Manter as tradições e o modo de viver indígenas e, ao mesmo tempo, conviver com um mundo em constante transformação são os desafios que Delmira de Almeida Peres se propõe a abordar em seu trabalho de mestrado “Saberes indígenas, metodologias e processos de ensino-aprendizagem”. Indígena e moradora da Reserva Indígena Ocoy, em São Miguel do Iguaçu, Delmira é pedagoga e diretora auxiliar no Colégio Estadual Indígena Teko Ñemoingo, localizado na reserva, onde ela também reside.
Ela está finalizando os créditos e começa a preparar a dissertação do mestrado Interdisciplinar em Estudos Latino-Americanos (IELA). “Vim fazer o mestrado porque sonho em subir de nível nos estudos e, ao mesmo tempo, para mostrar, não só para a comunidade, mas também para a sociedade brasileira, que o indígena também é capaz. Para dar exemplo para os indígenas que estão na aldeia, que estão estudando”, diz. “Desde criança, sempre pensei: tenho que dar o exemplo.”
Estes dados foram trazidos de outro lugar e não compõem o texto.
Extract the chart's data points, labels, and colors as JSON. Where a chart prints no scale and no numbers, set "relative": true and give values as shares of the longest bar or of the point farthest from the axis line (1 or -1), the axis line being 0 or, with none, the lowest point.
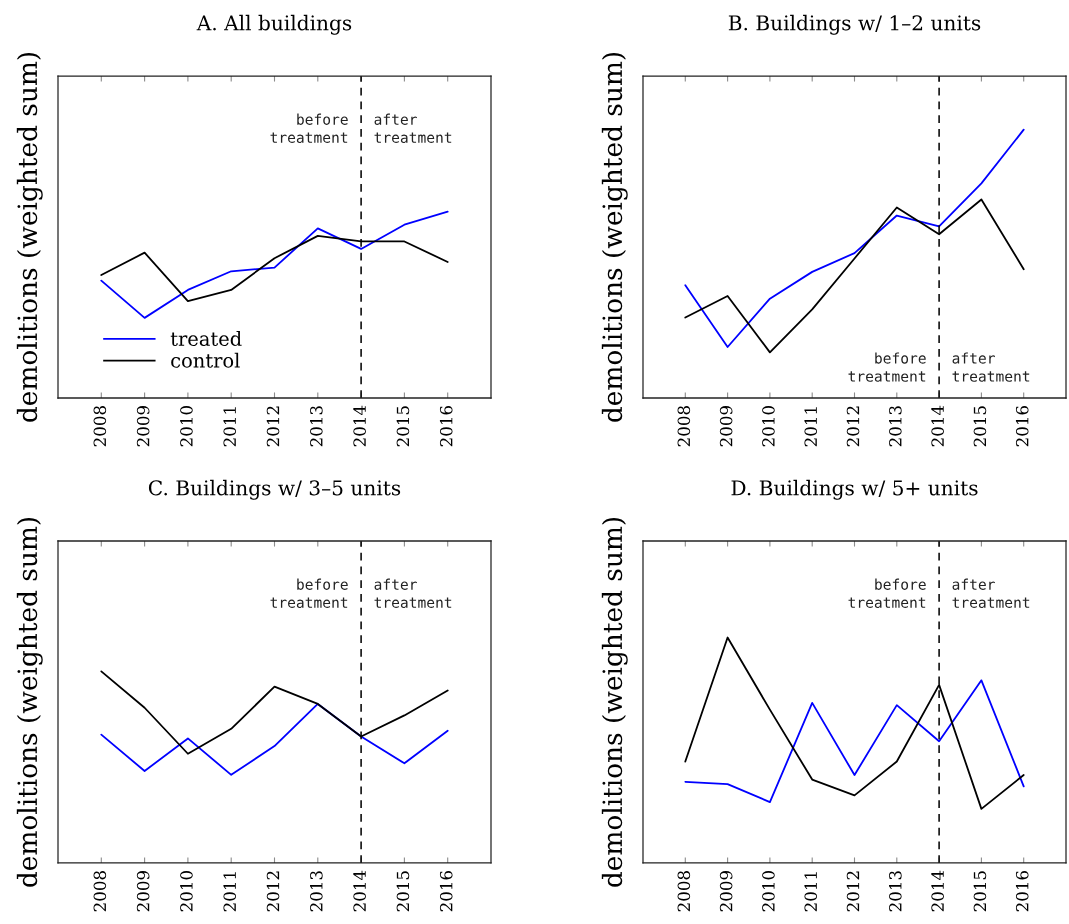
{
  "chart_data": [
    {
      "type": "line",
      "title": "A. All buildings",
      "ylabel": "demolitions (weighted sum)",
      "categories": [
        "2008",
        "2009",
        "2010",
        "2011",
        "2012",
        "2013",
        "2014",
        "2015",
        "2016"
      ],
      "relative": true,
      "tick_labels": "x",
      "legend": "bottom left",
      "series": [
        {
          "name": "treated",
          "color": "#0000ff",
          "values": [
            0.63,
            0.43,
            0.58,
            0.68,
            0.7,
            0.91,
            0.8,
            0.93,
            1.0
          ]
        },
        {
          "name": "control",
          "color": "#000000",
          "values": [
            0.66,
            0.78,
            0.52,
            0.58,
            0.75,
            0.87,
            0.84,
            0.84,
            0.73
          ]
        }
      ],
      "ref_lines": [
        {
          "axis": "x",
          "value": "2014",
          "color": "#000000",
          "line_style": "dashed"
        }
      ],
      "annotations": [
        {
          "text": "before\ntreatment",
          "x": "2014",
          "y": 1.44
        },
        {
          "text": "after\ntreatment",
          "x": "2014",
          "y": 1.44
        }
      ]
    },
    {
      "type": "line",
      "title": "B. Buildings w/ 1–2 units",
      "ylabel": "demolitions (weighted sum)",
      "categories": [
        "2008",
        "2009",
        "2010",
        "2011",
        "2012",
        "2013",
        "2014",
        "2015",
        "2016"
      ],
      "relative": true,
      "tick_labels": "x",
      "series": [
        {
          "color": "#0000ff",
          "values": [
            0.42,
            0.19,
            0.37,
            0.47,
            0.54,
            0.68,
            0.64,
            0.8,
            1.0
          ]
        },
        {
          "color": "#000000",
          "values": [
            0.3,
            0.38,
            0.17,
            0.33,
            0.52,
            0.71,
            0.61,
            0.74,
            0.48
          ]
        }
      ],
      "ref_lines": [
        {
          "axis": "x",
          "value": "2014",
          "color": "#000000",
          "line_style": "dashed"
        }
      ],
      "annotations": [
        {
          "text": "before\ntreatment",
          "x": "2014",
          "y": 0.11
        },
        {
          "text": "after\ntreatment",
          "x": "2014",
          "y": 0.11
        }
      ]
    },
    {
      "type": "line",
      "title": "C. Buildings w/ 3–5 units",
      "ylabel": "demolitions (weighted sum)",
      "categories": [
        "2008",
        "2009",
        "2010",
        "2011",
        "2012",
        "2013",
        "2014",
        "2015",
        "2016"
      ],
      "relative": true,
      "tick_labels": "x",
      "series": [
        {
          "color": "#0000ff",
          "values": [
            0.67,
            0.48,
            0.65,
            0.46,
            0.61,
            0.83,
            0.66,
            0.52,
            0.69
          ]
        },
        {
          "color": "#000000",
          "values": [
            1.0,
            0.81,
            0.57,
            0.7,
            0.92,
            0.83,
            0.66,
            0.77,
            0.9
          ]
        }
      ],
      "ref_lines": [
        {
          "axis": "x",
          "value": "2014",
          "color": "#000000",
          "line_style": "dashed"
        }
      ],
      "annotations": [
        {
          "text": "before\ntreatment",
          "x": "2014",
          "y": 1.4
        },
        {
          "text": "after\ntreatment",
          "x": "2014",
          "y": 1.4
        }
      ]
    },
    {
      "type": "line",
      "title": "D. Buildings w/ 5+ units",
      "ylabel": "demolitions (weighted sum)",
      "categories": [
        "2008",
        "2009",
        "2010",
        "2011",
        "2012",
        "2013",
        "2014",
        "2015",
        "2016"
      ],
      "relative": true,
      "tick_labels": "x",
      "series": [
        {
          "color": "#0000ff",
          "values": [
            0.36,
            0.35,
            0.27,
            0.71,
            0.39,
            0.7,
            0.54,
            0.81,
            0.34
          ]
        },
        {
          "color": "#000000",
          "values": [
            0.45,
            1.0,
            0.68,
            0.37,
            0.3,
            0.45,
            0.79,
            0.24,
            0.39
          ]
        }
      ],
      "ref_lines": [
        {
          "axis": "x",
          "value": "2014",
          "color": "#000000",
          "line_style": "dashed"
        }
      ],
      "annotations": [
        {
          "text": "before\ntreatment",
          "x": "2014",
          "y": 1.19
        },
        {
          "text": "after\ntreatment",
          "x": "2014",
          "y": 1.19
        }
      ]
    }
  ]
}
Delmira acredita que estudar é uma necessidade cada vez maior para os povos indígenas. “Acabou a floresta, não tem mais caça, não tem mais pesca, [nossa ferramenta de trabalho] não é mais a canoa, nem a flecha, principalmente aqui no Oeste do Paraná, na fronteira onde vivemos”, comenta. No seu projeto de mestrado, Delmira quer mostrar que é possível conciliar a educação formal com os saberes indígenas, buscando metodologias e processos de ensino e aprendizagem adequados a esse objetivo. “A gente sabe muito bem que não é mais como antes e procura estratégias para um ensino-aprendizagem voltado ao conhecimento indígena, que esteja mais próximo”, explica. “Se não praticarmos [a cultura e tradições], vão se acabar.”
Futuro
A educação é preocupação crescente na Reserva do Ocoy, diz Delmira, que enfrentou muitos desafios para poder cursar a faculdade de Pedagogia. “Hoje, no Ocoy, temos dois estudantes de Pedagogia, na Unioeste, dois estudantes de magistério e um fazendo Administração”, comenta com orgulho. “Vejo que eles estão mais interessados”, diz. Segundo ela, 15 alunos estão terminando o ensino médio e demonstram interesse em fazer um curso superior. Na reserva, onde moram entre 700 e 750 indígenas, 310 estão matriculados em diferentes níveis escolares (do pré ao ensino médio).
Delmira, além de pedagoga, é uma conselheira para os alunos. “Oriento muito bem eles. Claro que é importante o conhecimento científico para enfrentar os desafios que estamos vivendo nesse mundo com tanta tecnologia, mas, ao mesmo tempo, valorizando e praticando nossa cultura. Sempre no sentido de preservação e de resistência”, conta.
Segundo ela, um grupo de professores indígenas está produzindo, aos poucos, materiais específicos para alfabetizar as crianças da aldeia, voltados à tradição, ao guarani e à língua materna. “O nosso sonho é alfabetizar o aluno indígena dos anos iniciais só na língua materna. Esse é nosso sonho. Para depois, no terceiro, quarto ano, iniciar o português. Vejo que só assim se vão manter a língua e a tradição, o modo de viver indígena”, acredita.
Exemplo
A força para buscar seus objetivos veio dos pais, conta a estudante. “Eles eram analfabetos, mas eram exemplo em tudo. Eles sempre falavam, ‘não é que a gente sofre de miséria, a gente planta de tudo, tem de tudo, mas eu quero que vocês estudem’. São essas palavras que eu estou seguindo, estou tentando fazer e tentando dar o exemplo.”
Delmira lembra que o fato de ser mulher é um desafio a mais. “Sofri bastante para estudar, mas consegui. Fiz Pedagogia à noite, tive que sair de casa, de segunda a sexta-feira, mas consegui”, comenta. “Nós, mulheres indígenas, estamos à frente. Pensa-se que as mulheres indígenas são muito submissas, mas não somos. Estamos lutando. Quero que as mulheres também sigam esse exemplo, porque a gente [homens e mulheres] tem de trabalhar um ao lado do outro. Nem à frente, nem atrás, ao lado”, ensina.
“Para mim é uma gratificação, um desafio e uma honra orientar essa aluna”, diz a docente Maria Eta Vieira, que é orientadora de Delmira no mestrado. “Ela tem tudo para fazer um trabalho muito bom e que tenha repercussão direta na vida dela e dessas comunidades”, completa.